# Tell me about my Beretta!



## alasdair

I inherited several handguns from my grandfather, one of which is a Beretta. It is a .22 semi auto.

Stamped on the left side of the slide is "PIETRO BERETTA GARDONE V.T. CAL 22 L.R." on the right side of the slide is stamped "MADE IN ITALY". On the Right side of the trigger guard is stamped "PSF" and "XXIV", both oriented as if the barrel was facing up. The grip seems to be made of black bakelite. The body of the gun is black and the slide and barrel are steel. The trigger is solid.

I'd love to know more about this pistol, such as what era it is from (guessing the 1960's) and value ranges.

Thanks in advance!

Alasdair


----------



## DJ Niner

If the frame is made of steel, it is a Beretta model 70S. 
If the frame is aluminum alloy, it is a Beretta model 71 Jaguar.

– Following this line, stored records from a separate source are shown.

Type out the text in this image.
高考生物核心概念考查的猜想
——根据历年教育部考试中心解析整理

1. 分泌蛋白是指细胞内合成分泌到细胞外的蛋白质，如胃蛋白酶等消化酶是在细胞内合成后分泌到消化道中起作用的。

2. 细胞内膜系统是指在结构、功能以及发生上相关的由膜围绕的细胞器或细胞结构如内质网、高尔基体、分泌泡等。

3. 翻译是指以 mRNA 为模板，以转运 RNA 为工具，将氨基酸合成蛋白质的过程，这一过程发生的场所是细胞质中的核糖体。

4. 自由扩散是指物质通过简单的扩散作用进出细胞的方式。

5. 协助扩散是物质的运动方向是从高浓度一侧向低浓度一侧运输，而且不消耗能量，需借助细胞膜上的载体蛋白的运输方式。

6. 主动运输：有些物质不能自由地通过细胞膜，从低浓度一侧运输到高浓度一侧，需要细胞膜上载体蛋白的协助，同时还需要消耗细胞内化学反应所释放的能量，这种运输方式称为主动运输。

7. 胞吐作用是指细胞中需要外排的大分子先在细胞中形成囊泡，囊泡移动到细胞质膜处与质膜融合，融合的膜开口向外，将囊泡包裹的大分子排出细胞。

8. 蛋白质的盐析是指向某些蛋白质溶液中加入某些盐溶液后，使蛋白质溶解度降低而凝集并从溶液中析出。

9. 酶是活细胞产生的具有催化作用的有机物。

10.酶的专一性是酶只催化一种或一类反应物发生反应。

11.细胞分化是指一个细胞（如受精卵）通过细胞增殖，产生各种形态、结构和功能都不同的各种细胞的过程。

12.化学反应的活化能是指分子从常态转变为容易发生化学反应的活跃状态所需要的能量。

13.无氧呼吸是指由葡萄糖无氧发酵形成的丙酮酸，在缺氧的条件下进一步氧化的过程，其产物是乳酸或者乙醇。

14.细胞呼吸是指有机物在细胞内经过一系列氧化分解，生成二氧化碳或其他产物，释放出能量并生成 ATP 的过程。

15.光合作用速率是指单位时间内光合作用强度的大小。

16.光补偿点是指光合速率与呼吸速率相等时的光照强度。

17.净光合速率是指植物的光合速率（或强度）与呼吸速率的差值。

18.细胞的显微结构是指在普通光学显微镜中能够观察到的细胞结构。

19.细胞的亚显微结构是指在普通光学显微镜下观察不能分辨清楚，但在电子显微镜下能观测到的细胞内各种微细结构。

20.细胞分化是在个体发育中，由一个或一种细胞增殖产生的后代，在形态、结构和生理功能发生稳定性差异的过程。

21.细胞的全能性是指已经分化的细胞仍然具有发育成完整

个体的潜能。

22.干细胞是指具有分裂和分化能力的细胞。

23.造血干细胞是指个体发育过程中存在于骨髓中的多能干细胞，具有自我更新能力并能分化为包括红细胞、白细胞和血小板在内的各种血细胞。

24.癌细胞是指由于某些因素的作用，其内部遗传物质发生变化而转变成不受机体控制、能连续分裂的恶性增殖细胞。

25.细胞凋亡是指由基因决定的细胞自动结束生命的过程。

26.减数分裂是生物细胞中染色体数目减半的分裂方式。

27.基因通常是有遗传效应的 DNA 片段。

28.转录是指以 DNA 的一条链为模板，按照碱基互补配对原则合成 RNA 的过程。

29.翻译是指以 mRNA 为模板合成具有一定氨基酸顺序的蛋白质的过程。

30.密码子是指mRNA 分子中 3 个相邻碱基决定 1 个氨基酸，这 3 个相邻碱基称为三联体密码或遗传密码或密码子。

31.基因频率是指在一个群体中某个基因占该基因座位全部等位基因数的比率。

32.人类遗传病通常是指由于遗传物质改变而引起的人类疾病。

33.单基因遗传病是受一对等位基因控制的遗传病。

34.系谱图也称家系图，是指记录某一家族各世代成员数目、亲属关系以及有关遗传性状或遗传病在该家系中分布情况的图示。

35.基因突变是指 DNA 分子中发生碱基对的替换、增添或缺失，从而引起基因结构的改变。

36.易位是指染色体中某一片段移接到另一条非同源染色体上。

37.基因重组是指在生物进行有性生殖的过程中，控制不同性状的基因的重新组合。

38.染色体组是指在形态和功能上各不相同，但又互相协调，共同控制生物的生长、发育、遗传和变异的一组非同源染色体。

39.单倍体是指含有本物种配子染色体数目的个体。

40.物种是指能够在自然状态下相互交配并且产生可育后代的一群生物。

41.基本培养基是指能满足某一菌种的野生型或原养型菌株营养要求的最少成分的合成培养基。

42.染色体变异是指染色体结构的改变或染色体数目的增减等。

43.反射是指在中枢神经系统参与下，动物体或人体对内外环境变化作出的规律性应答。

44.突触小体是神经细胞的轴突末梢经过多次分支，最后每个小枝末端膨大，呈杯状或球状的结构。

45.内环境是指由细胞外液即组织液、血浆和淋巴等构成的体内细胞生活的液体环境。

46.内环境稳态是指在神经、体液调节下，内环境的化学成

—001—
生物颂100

Both of these have been discontinued (at least as far as USA importation is concerned; they might still be available in other countries), and I'm not sure when they were first produced. It appears as though yours has a fixed rear sight, and along with the way the grips look, I'd say it was imported prior to the Gun Control Act of 1968, as after that law took effect many guns had to modified to meet the new import standards. Most smaller autoloading pistols had to have "target" grips and adjustable sights added to continue being imported.

Berettas are generally reliable and sturdy firearms, and after a quick checkup by a gunsmith, yours could probably be used for many more years. Finding magazines might be tricky, but Gun Parts Corp probably has some in stock.

The 70S models were fairly common in the late 80s/early 90s when I was getting interested in .22 pistols; I'd see them in shops and at gunshows pretty regularly. Not seen so much nowadays, but that just means that the folks that own them, like them and keep them. :mrgreen:


----------



## alasdair

Thank, DJ Niner! That is helpful! The frame is most definately made of steel, so I'm guessing the 70S. I saw online the mention of the "New Puma" which also looks similar, except for the grips.
You mentioned that it is a reliable gun with possibly many more years of service in it. It has some cosmetic issues currently and I'm wondering if it would be worth it it spend money and effort to resolve (needs new grips, as the current ones are cracked on one side t the rolled pin from apparently being improperly removed, the slide and barrel needs some polishing and the blueing is mostly flaked off. While I inherited this gun from my grandfather, he had no real attachment to it - so, I am also interested in the potential of sale.


----------



## mort

Hi, I have this exact gun. I bought it new in Italy on vacation in March of 1968. I lost the rear sight and would like to find anoriginal replacement part. Anyone know where to go? And I would like to know what it is worth. Thanks


----------



## dondavis3

I also own a Beretta 70S in .22










I've had this gun forever.

Anyone know what years they manufactured them?

They were used by Mossad - here's a good article about that.

Tactical-Life.com » Israeli Mossad .22 LRS

Mine has always been a good / reliable gun.

:smt1099


----------



## sackitup

I am afraid you do not realize the value of this gun. There is one now on gunbroker.com and so far it has $625.00 on it. That will be around 700 in the mail if the bid does not go higher. The market today is in flux and this gun is a collector item.



dondavis3 said:


> I also own a Beretta 70S in .22
> 
> 
> 
> 
> 
> 
> 
> 
> 
> 
> I've had this gun forever.
> 
> Anyone know what years they manufactured them?
> 
> They were used by Mossad - here's a good article about that.
> 
> Tactical-Life.com » Israeli Mossad .22 LRS
> 
> Mine has always been a good / reliable gun.
> 
> :smt1099


----------